Genetic diversity of Chlamydia pecorum strains in wild koala locations across Australia and the implications for a recombinant C. pecorum major outer membrane protein based vaccine
Avinash Kollipara a, Adam Polkinghorne a, Charles Wan a, Pride Kanyoka a, Jon Hanger b, Joanne Loader b, John Callaghan c, Alicia Bell c, William Ellis d, Sean Fitzgibbon d, Alistar Melzer e, Kenneth Beagley a, Peter Timms a,*
a Institute of Health and Biomedical Innovation, Queensland University of Technology, 60 Musk Avenue, Kelvin Grove 4059, Australia
b Endeavour Veterinary Ecology Pty Ltd., 1695 Pumicestone Road, Toorbul 4510, Australia
c City of Gold Coast, City Planning, Nerang, Queensland 4211, Australia
d Sustainable Minerals Institute, The University of Queensland, St. Lucia, Queensland 4072, Australia
e Koala Research Centre of Central Queensland, Centre for Environmental Management, Building 361, Central Queensland University, Bruce Highway, Rockhampton, Queensland 4702, Australia
The long term survival of the koala (Phascolarctos cinereus) is at risk due to a range of threatening processes. A major contributing factor is disease caused by infection with Chlamydia pecorum, which has been detected in most mainland koala populations and is associated with ocular and genital tract infections.
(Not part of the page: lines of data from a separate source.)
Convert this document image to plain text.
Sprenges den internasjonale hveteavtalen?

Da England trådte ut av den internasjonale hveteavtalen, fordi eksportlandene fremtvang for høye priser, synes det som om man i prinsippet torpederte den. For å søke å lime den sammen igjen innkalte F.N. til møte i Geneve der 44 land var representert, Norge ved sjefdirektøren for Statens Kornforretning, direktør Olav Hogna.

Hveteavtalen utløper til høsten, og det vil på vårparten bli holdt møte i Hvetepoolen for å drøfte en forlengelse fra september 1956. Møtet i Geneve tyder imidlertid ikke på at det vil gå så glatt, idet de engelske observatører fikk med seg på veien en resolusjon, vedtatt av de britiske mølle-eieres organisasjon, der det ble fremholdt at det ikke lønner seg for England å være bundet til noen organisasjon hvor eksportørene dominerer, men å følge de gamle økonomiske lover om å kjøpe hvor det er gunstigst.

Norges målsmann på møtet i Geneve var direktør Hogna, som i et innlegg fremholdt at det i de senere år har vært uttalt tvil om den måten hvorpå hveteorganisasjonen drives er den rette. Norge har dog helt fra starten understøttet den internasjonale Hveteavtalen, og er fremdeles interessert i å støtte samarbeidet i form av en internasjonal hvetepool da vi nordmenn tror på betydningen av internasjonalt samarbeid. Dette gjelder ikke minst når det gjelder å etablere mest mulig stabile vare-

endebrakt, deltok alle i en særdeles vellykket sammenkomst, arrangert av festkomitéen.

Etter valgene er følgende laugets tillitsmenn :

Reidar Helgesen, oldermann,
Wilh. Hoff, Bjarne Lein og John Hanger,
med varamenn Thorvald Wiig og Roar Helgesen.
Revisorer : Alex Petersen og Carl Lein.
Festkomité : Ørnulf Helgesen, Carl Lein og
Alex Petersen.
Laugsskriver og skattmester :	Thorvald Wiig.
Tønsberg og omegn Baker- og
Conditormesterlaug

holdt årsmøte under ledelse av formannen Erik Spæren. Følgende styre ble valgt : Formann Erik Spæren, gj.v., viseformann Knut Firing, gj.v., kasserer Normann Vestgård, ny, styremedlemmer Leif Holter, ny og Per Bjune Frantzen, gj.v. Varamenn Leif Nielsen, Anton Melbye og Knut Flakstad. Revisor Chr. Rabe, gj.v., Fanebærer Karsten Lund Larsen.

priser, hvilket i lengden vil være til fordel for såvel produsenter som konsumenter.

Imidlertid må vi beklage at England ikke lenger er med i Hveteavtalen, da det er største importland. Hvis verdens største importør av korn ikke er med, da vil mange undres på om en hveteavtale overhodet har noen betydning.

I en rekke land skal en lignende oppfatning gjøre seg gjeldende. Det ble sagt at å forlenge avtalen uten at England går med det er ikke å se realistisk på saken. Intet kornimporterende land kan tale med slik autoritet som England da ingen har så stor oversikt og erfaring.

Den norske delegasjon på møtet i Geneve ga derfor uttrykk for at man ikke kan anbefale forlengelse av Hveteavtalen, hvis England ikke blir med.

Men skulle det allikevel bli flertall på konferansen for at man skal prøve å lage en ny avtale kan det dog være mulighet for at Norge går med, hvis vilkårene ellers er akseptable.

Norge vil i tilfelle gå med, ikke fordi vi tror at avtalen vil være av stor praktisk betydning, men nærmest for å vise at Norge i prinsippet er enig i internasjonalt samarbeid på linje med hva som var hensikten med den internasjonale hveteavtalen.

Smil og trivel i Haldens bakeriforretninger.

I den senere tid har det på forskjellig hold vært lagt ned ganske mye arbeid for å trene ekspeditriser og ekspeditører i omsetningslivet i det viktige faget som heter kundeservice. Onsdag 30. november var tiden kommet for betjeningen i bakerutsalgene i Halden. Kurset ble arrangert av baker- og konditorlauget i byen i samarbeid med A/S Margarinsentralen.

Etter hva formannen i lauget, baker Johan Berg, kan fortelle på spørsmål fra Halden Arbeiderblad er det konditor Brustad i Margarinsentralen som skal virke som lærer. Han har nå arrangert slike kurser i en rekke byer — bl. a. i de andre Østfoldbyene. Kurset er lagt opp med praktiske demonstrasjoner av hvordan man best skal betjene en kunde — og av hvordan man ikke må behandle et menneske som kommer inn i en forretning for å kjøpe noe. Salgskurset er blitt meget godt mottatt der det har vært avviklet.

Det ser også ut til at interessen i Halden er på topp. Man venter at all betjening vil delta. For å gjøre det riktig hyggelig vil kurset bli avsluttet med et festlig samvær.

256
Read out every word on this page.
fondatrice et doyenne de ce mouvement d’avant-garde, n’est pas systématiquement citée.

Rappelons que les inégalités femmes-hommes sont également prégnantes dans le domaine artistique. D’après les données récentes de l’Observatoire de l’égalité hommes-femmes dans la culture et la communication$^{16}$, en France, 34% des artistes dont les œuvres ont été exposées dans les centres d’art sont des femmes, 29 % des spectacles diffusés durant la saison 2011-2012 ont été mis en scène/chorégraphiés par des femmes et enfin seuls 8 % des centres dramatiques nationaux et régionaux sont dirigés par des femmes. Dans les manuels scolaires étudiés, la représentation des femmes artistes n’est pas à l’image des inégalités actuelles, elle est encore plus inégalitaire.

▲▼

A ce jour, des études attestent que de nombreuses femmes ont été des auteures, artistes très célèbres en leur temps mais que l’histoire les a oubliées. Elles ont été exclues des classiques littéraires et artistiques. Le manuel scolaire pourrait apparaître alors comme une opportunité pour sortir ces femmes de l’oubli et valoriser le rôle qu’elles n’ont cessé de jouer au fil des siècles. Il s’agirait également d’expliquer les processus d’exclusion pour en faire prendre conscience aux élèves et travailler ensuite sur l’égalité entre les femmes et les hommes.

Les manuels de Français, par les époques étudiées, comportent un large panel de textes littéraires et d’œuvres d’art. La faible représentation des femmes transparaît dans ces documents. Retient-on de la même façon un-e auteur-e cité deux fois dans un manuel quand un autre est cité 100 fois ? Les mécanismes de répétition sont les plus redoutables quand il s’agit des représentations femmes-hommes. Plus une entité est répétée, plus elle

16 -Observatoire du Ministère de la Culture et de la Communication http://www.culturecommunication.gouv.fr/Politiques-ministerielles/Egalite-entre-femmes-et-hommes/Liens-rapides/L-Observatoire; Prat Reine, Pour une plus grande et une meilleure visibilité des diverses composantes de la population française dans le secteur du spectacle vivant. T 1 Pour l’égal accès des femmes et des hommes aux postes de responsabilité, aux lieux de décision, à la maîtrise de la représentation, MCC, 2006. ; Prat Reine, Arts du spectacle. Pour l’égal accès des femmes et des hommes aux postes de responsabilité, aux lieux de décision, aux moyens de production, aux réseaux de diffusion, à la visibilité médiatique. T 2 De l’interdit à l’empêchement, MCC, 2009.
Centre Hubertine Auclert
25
A critical aspect for the development of vaccines against koala chlamydial infections is a thorough understanding of the prevalence and strain diversity of C. pecorum infections across wild populations. In this study, we describe the largest survey (403 koalas from eight wild populations and three wildlife hospitals) examining the diversity of C. pecorum infections. 181 of the 403 koalas tested (45%) positive for C. pecorum by species-specific quantitative PCR with infection rates ranging from 20% to 61% in the eight wild populations sampled. The ompA gene, which encodes the chlamydial major outer membrane protein (MOMP), has been the major target of several chlamydial vaccines. Based on our analysis of the diversity of MOMP amino types in the infected koalas, we conclude that, (a) there exists significant diversity of C. pecorum strains in koalas, with 10 distinct, full length C. pecorum MOMP amino types identified in the 11 koala locations sampled, (b) despite this diversity, there are predicted T and B cell epitopes in both conserved as well as variable domains of MOMP which suggest cross-amino type immune responses, and (c) a recombinant MOMP-based vaccine consisting of MOMP ‘‘F’’ could potentially induce heterotypic protection against a range of C. pecorum strains.